Abbas quickly showed his mettle: he reformed the army allowing him to defeat and diminish the powers of the Qizilbash tribes; then he re-conquered Khurasan, which had been lost to the Uzbeks, before turning on the Ottomans, defeating them in the Caucasus. In 1605 he decisively routed their army at Sufian near Tabriz then advanced into Azerbaijan and Georgia.
In order to undermine the Ottomans, he opened relations with Europe, especially the English, granting privileges to the East India Company, which he also used to back his campaign to reduce Portuguese influence in the Persian Gulf. His artistic masterpiece was his creation of a splendid new capital at Isfahan, where many of his beautiful creations still survive—particularly the Royal Square and Royal Mosque. Both an aesthete and a man of violence, Abbas was an exceptional political and military leader—colorful, highly intelligent, curious, a fine conversationalist with a sense of humor and theater. Nevertheless he was ruthless in imposing royal power and punishing dissent, deploying a web of police spies to watch his enemies. Paranoiac and merciless, he had his own eldest son and heir Prince Safi murdered and blinded two of his other sons. Yet typically he regretted deeply his killing of Safi and sank into remorse and melancholy.

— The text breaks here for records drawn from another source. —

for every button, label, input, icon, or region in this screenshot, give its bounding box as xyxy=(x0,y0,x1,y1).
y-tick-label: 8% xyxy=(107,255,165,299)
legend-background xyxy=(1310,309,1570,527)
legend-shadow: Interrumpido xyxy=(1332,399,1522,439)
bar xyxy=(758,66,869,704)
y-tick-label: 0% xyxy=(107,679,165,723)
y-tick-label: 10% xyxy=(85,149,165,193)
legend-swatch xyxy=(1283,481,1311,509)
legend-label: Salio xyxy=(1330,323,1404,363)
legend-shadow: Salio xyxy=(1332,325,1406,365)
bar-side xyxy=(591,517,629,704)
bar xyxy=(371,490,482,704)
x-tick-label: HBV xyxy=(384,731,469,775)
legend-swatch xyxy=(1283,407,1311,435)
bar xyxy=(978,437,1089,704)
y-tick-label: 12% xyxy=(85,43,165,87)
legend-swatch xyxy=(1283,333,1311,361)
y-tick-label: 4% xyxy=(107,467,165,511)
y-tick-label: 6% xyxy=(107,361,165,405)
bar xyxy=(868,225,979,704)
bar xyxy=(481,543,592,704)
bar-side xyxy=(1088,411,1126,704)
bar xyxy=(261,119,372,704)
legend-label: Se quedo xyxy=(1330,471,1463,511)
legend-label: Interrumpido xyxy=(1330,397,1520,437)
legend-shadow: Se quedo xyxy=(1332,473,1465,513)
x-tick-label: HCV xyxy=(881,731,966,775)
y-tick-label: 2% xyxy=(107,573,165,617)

The Ottomans were the dominant power of the Near East and they had never accepted Abbas’ resurgent Iran. In 1616, they again attacked him but the shah defeated them in 1618. A few years later, he used English backing to help defeat the Portuguese and take their island base of Hormuz. In 1622, he recaptured Kandahar in today’s Afghanistan from the Mughal emperors of India. Taking advantage of court intrigues in Istanbul, Abbas was finally able in 1624 to retake Baghdad and Iraq, which had been lost to the Ottomans ten years earlier. At his death in 1629, this contemporary of James I of England left a vast and powerful Iran that included Afghanistan and Iraq and extended from the Caucasus to the borders of India, with Twelver Shiism established as its state religion. Iran remained stable and thriving for a century until the downfall of the dynasty in 1722. This was the work of Abbas.
WALLENSTEIN
1583–1634
Anselm Casimir von Wambold, Elector of Mainz, in 1629
Albrecht von Wallenstein was a brutally ambitious mercenary captain who became so extraordinarily powerful and rich that he held emperors to ransom, mastered colossal estates, was raised to his own dukedom and principality, and almost joined the ranks of kings himself. But he overreached himself—his rise and fall was a tragedy of greed and megalomania.
Wallenstein was born in Hefimanice, Bohemia, into a family of minor Protestant aristocrats. His military career began in 1604 when he joined the forces of the Habsburg Holy Roman Emperor, Rudolph II. Two years later he converted to Catholicism—the religion of his new master—and this paved the way for his marriage in 1609 to an extremely wealthy widow from Moravia.
Wallenstein put the riches and estates he had gained by his marriage toward the furtherance of his own career in the service of the Habsburgs. In 1617 he came to the aid of the future emperor Ferdinand II by raising a force for the latter’s war against Venice. When the Protestant nobles of Bohemia came out in revolt in 1618 at the start of the Thirty Years’ War, and proceeded to confiscate Wallenstein’s estates, the warlord raised a force to fight under the imperial standard. In the Thirty Years War, a vicious religious conflict between the Catholic emperor and the Protestant princes of Germany and central Europe, much of the continent was ravaged; vast numbers perished in battle and from famine—but amoral warlords like Wallenstein thrived on this tragedy. He went on to earn distinction on the battlefield, and not only reclaimed his estates but also took over the lands of the Protestant nobles he defeated. He went on to incorporate these into a new entity called Friedland, over which he was made count palatine and in 1625 a duke.